File upload and disk quota

This document covers the details of how to handle file uploads in BASE. A discussion about disk quota is also included.

Contents
  1. Files and directories
  2. Secondary storage
  3. Disk quota
See also

Last updated: $Date: 2009-04-06 14:52:39 +0200 (må, 06 apr 2009) $

1. Files and directories

1.1 Files

  1. BASE should be able to store files related to experiments and other items.
  2. A file may have a type, for example, raw data, protocol, reporter list, etc. The type of the file is only used for giving client applications a better way to filter files, not for stopping a user from using a file wherever it can be used.
  3. BASE should keep track if a file has been used or not. With "used" we mean that it has been linked to another item, for example a protocol.
  4. It should be possible to use a file multiple times.
  5. A user should be able to delete the "physical" file from disk, but the information about the file should still remain in the database.
  6. A deleted file can be re-uploaded in case it is needed again.
  7. BASE may rename an uploaded file to avoid overwriting an existing one.
  8. The core should calculate and store a unique value, for example the MD5 sum, for each file. This value is used to warn a user that is re-uploading a file. The user is not prevented from uploading since it is possible that errors may have been corrected.
  9. Files brought back from secondary storage, should however be checked for a valid MD5 value.

1.2 Directories

  1. It should be possible to create a directory structure. The directory structure doesn't have to be physically represented on the disk.
  2. Each directory may contain multiple files, but a single file can only appear inside one directory.
  3. The directory structure may not limit how a file can be used, but is only used as a means for users to organise their files.
  4. A client application may ignore the directory structure and display all files as if they were part of the root directory.
  5. It is not possible to delete directories that contains files. [NOTE] Alternatively, if a directory that contains files is deleted the files are moved to the root directory, but this is a client issue and not a core issue.
  6. Some client applications, for example a FTP client, requires that a file can be uniquely identified by name. This implies that all files in a directory must be unique.
  7. [QUESTION] How do we handle sharing of files with users and groups? Should we require that all parent directories must also be shared?
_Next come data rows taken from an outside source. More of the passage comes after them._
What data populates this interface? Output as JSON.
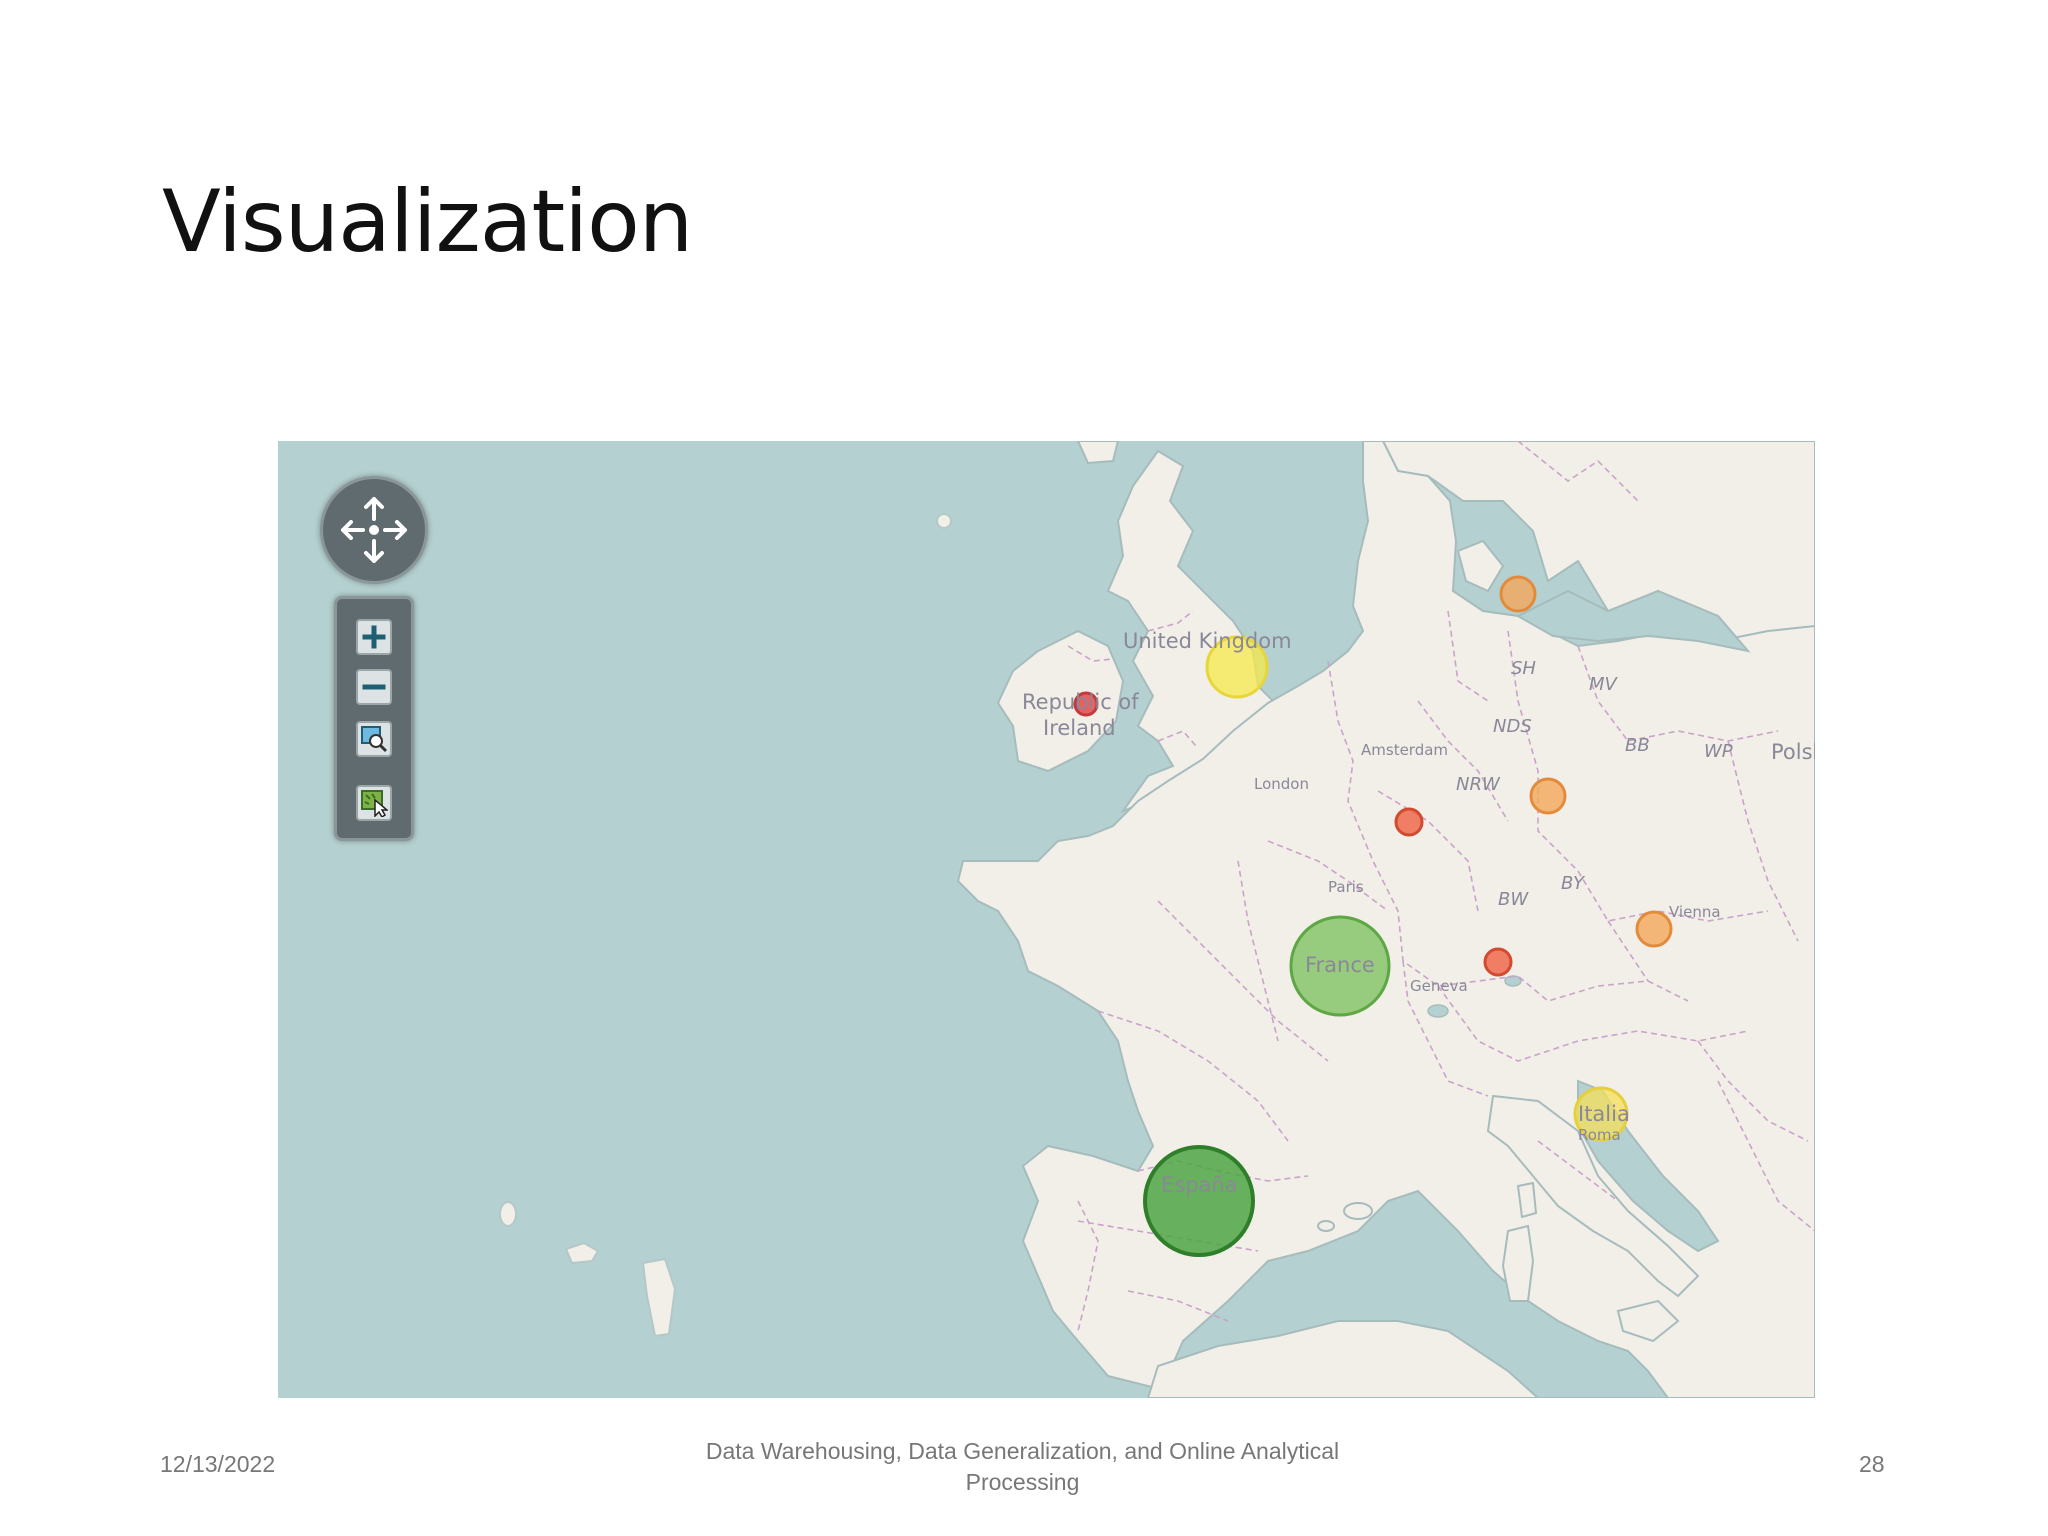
{
  "slide": {
    "title": "Visualization"
  },
  "map": {
    "labels": {
      "united_kingdom": "United Kingdom",
      "ireland_1": "Republic of",
      "ireland_2": "Ireland",
      "london": "London",
      "amsterdam": "Amsterdam",
      "paris": "Paris",
      "geneva": "Geneva",
      "vienna": "Vienna",
      "rome": "Roma",
      "france": "France",
      "espana": "España",
      "italia": "Italia",
      "polska": "Polska",
      "sh": "SH",
      "mv": "MV",
      "nds": "NDS",
      "nrw": "NRW",
      "bb": "BB",
      "wp": "WP",
      "bw": "BW",
      "by": "BY"
    },
    "markers": [
      {
        "name": "marker-ireland",
        "color": "#e8474a",
        "size": "small"
      },
      {
        "name": "marker-united-kingdom",
        "color": "#f5e94a",
        "size": "medium"
      },
      {
        "name": "marker-denmark",
        "color": "#f4a85a",
        "size": "small"
      },
      {
        "name": "marker-germany",
        "color": "#f4a85a",
        "size": "small"
      },
      {
        "name": "marker-belgium",
        "color": "#ee6a4c",
        "size": "small"
      },
      {
        "name": "marker-switzerland",
        "color": "#ee6a4c",
        "size": "small"
      },
      {
        "name": "marker-austria",
        "color": "#f4a85a",
        "size": "small"
      },
      {
        "name": "marker-france",
        "color": "#7fc263",
        "size": "large"
      },
      {
        "name": "marker-spain",
        "color": "#4fa544",
        "size": "large"
      },
      {
        "name": "marker-italy",
        "color": "#f5e05a",
        "size": "medium"
      }
    ],
    "controls": {
      "pan_icon": "pan-arrows-icon",
      "zoom_in": "+",
      "zoom_out": "−",
      "zoom_box_icon": "zoom-box-icon",
      "select_icon": "select-feature-icon"
    },
    "colors": {
      "water": "#b5d0d0",
      "land": "#f2efe9",
      "borders": "#c9a3c9"
    }
  },
  "footer": {
    "date": "12/13/2022",
    "title_line1": "Data Warehousing, Data Generalization, and Online Analytical",
    "title_line2": "Processing",
    "page_number": "28"
  }
}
Or do we magically "create" a parallel directory structure like: /shared/johan, /shared/nicklas
    [ANSWER] This is mainly a client issue. But, the core must allow a client to traverse the path leading to the file.

2. Secondary storage

  1. BASE can be configured to support a secondary storage, where files that are rarely used can be placed, for example on tape-backup.
    [NOTE] The secondary storage is intended to be used for large files that are not regularly used once they have been parsed after the upload, for example images and raw data files. Such files may be moved to cheaper long-term storage.
  2. A user may flag that a file should be moved to the secondary storage. Information about the file should remain in the database.
  3. A user may flag that a file placed in the secondary storage should be retreived and placed in the primary storage again.
  4. The BASE core will only handle the flagging of files to be moved. It is the responsibility of an external application to actually move the files between the primary and secondary storage.
  5. The external application should check if files need to be moved at regular intervals. For example once every night.
  6. A file that is placed in secondary storage can also be flagged to be deleted.

3. Disk quota

  1. A user must be assigned a disk quota that may not be exceeded.
  2. The quota is checked in the beginning of an operation, ie. before uploading a file. If the check is successful the operation is allowed to proceed, even if the quota is exceeded after the operation. [NOTE] This is because if a plugin runs for several hours it should not be rejected while saving the result.
  3. The quota applies to uploaded files, and other data that takes a lot of disk space. What we mean with "other data" and "lot of disk space" is decided for each case and should not matter to the quota system.
  4. Quota values may be specified as a total sum, or with values for each type of data or file.
  5. It should be possible to have independent quota settings for primary and secondary storage.
  6. Files that have been deleted should not be counted.
  7. [IMPLEMENTATION NOTE] Checking against quota values is something that is done fairly often. Used disk space should not have to recalculated each time. A cache holding the most recent values should be considered.
  8. A group may also be assigned quota values.
  9. A user may be configured to use the quota from one of the groups where the user is a member. Then, both the user's individual quota and the group's quota are checked.
  10. The amount of disk space used should be stored per user, item and type. It will then be possible to generate reports over disc usage for groups and projects as well.
  11. [QUESTION] How do we handle removing a user from a group from which the user has used quota? How do we handle adding a user to a group? How do we handle changing owner on an item that uses quota?

    Answer: We do not make any automatical changes that require batch updates. If a user is removed/added from the quota group, the disc usage is still counted against the original group. Changing the owner of the item will cause the disc usage to be taken over by the new owner.